Dito isso, Dráuzio mostra todo o funcionamento do presídio com linguagem jornalística e expositiva, começando com uma descrição física do local tão exemplar que nos faz sentir como se estívessemos passeando pelos pavilhões durante todo o livro, tão familiarizados ficamos com o ambiente. Em seguida, descreve a rotina dos presos, incluindo refeições, faxinas, visitas, trabalhos e outos aspectos da organização e da vida dentro da cadeia.

Na sequência, o autor nos conta, em curtos capítulos e adquirindo um tom machadiano de contar os “causos”, histórias de vida dos presos. Essas histórias nos fazem lembrar o que muitas vezes se faz esquecer: os presos também são pessoas, com esposas, filhos, mães, sentimentos, angústias e necessidades. São pessoas como nós, não inferiores, e que ainda possuem direitos.

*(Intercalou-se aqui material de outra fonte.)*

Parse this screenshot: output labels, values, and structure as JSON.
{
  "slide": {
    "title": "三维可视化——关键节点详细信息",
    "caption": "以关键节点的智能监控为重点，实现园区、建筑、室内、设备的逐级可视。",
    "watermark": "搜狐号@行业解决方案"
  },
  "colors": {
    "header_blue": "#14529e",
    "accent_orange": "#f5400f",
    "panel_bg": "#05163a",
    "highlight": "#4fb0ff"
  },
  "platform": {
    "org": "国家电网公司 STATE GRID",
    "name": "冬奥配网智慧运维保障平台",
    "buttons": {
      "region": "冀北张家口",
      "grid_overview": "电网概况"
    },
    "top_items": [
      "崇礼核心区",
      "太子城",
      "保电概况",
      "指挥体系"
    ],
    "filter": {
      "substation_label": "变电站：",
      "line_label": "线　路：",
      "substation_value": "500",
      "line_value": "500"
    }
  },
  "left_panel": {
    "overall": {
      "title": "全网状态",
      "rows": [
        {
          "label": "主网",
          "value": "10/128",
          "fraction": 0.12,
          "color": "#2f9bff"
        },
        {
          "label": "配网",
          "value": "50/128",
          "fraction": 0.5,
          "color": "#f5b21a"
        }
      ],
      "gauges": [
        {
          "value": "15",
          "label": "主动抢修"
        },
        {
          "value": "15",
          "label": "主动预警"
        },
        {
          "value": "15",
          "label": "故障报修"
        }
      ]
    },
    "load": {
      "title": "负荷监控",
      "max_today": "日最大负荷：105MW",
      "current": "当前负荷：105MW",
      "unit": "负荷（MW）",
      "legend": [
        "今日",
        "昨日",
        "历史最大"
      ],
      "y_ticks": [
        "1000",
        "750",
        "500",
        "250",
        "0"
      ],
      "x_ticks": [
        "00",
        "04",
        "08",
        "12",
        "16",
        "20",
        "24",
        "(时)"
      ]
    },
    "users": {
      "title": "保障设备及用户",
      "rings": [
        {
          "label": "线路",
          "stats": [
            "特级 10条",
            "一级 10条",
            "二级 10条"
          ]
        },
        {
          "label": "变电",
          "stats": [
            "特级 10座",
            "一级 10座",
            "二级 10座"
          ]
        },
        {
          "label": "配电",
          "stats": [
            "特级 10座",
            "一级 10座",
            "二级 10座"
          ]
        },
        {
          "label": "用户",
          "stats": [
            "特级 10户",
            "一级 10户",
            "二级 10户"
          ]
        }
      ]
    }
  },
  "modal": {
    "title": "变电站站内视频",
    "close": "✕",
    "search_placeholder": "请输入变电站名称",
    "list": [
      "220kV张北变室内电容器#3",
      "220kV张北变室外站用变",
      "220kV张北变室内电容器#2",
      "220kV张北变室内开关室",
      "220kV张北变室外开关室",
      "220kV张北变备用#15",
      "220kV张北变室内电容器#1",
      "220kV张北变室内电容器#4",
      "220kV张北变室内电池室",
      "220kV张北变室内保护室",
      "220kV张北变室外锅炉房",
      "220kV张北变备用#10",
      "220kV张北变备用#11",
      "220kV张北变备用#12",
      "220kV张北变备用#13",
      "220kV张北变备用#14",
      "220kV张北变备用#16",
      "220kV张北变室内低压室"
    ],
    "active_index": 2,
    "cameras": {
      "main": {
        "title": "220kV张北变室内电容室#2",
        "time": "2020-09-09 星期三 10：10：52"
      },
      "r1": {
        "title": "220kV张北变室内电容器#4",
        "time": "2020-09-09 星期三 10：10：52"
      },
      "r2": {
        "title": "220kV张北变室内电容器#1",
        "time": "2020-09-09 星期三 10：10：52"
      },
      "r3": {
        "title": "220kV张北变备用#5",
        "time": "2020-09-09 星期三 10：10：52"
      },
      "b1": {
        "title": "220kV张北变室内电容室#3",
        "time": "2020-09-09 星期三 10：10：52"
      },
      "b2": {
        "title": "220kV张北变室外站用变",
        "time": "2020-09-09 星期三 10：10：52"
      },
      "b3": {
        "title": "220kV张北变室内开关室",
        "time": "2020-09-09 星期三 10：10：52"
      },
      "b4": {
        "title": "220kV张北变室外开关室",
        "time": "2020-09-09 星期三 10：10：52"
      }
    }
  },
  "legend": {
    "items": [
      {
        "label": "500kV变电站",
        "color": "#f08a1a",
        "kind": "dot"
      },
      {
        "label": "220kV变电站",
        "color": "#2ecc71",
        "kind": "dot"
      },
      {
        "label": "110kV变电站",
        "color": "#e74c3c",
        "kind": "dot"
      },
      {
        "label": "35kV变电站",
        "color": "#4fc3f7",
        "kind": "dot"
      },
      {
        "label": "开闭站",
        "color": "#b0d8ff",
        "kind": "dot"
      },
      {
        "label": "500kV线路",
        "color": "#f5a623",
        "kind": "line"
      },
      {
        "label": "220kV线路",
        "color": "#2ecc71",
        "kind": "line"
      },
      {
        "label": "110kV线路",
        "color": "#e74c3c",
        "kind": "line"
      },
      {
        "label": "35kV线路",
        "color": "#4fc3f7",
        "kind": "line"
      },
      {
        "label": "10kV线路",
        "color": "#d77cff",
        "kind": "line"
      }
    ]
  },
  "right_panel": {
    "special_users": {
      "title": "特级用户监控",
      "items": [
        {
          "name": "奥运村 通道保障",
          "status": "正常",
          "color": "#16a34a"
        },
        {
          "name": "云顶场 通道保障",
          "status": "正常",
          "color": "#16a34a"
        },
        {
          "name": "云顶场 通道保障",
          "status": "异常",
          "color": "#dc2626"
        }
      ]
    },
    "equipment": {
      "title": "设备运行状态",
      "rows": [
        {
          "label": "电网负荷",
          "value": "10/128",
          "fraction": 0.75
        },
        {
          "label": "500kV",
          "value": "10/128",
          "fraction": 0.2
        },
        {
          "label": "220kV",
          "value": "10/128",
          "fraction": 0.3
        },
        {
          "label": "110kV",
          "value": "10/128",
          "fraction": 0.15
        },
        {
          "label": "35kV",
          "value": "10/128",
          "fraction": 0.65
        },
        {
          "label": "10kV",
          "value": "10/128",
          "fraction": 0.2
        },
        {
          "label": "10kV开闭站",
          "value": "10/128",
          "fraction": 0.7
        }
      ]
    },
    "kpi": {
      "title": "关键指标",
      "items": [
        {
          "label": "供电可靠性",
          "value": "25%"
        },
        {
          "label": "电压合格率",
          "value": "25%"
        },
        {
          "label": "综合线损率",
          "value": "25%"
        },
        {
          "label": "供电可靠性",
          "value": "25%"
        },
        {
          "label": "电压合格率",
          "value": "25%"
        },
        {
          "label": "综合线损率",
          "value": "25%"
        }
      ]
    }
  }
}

Ao longo do livro, aprendi coisas que mudaram muito o estereótipo incutido na minha cabeça, sem nenhuma experiência, sobre o sistema carcerário brasileiro. Pude descobrir, por exemplo, que tudo é limpo, pois ninguém ousa jogar lixo nas áreas internas, e que o dono de um raro xadrez sujo é tratado com desdém pelos demais.

Ao contrário do que eu pensava, descobri que lá dentro as mulheres visitantes e as presas travestis são tratadas com extremo respeito, e que idade ou força física individual são de pouca valia em meio aos encarcerados. Dráuzio também traz algumas curiosidades interessantes, como o fato de que os estupradores e justiceiros são colocados juntos nas celas, para que se protejam em caso de vingança carcerária, já que são os dois grupos mais odiados entre os presos.

Por fim, e mantendo a fluência de leitura que percorre todo o livro, Dráuzio narra o episódio que ficou conhecido como “o massacre do Carandiru”, ocorrido em outubro de 1992. Nesta ocasião, a intervenção inautorizada da Polícia Militar dentro do presídio causou a morte de 111 presos, com atrocidades registradas de forma muito impactante e comovente pelo autor.

“Estação Carandiru” nos tira da zona de conforto. Sua importância está centrada na exposição de uma realidade oculta aos nossos olhos privilegiados: uma realidade que provavelmente nunca vivenciaremos, mas que devemos conhecer e jamais ignorar.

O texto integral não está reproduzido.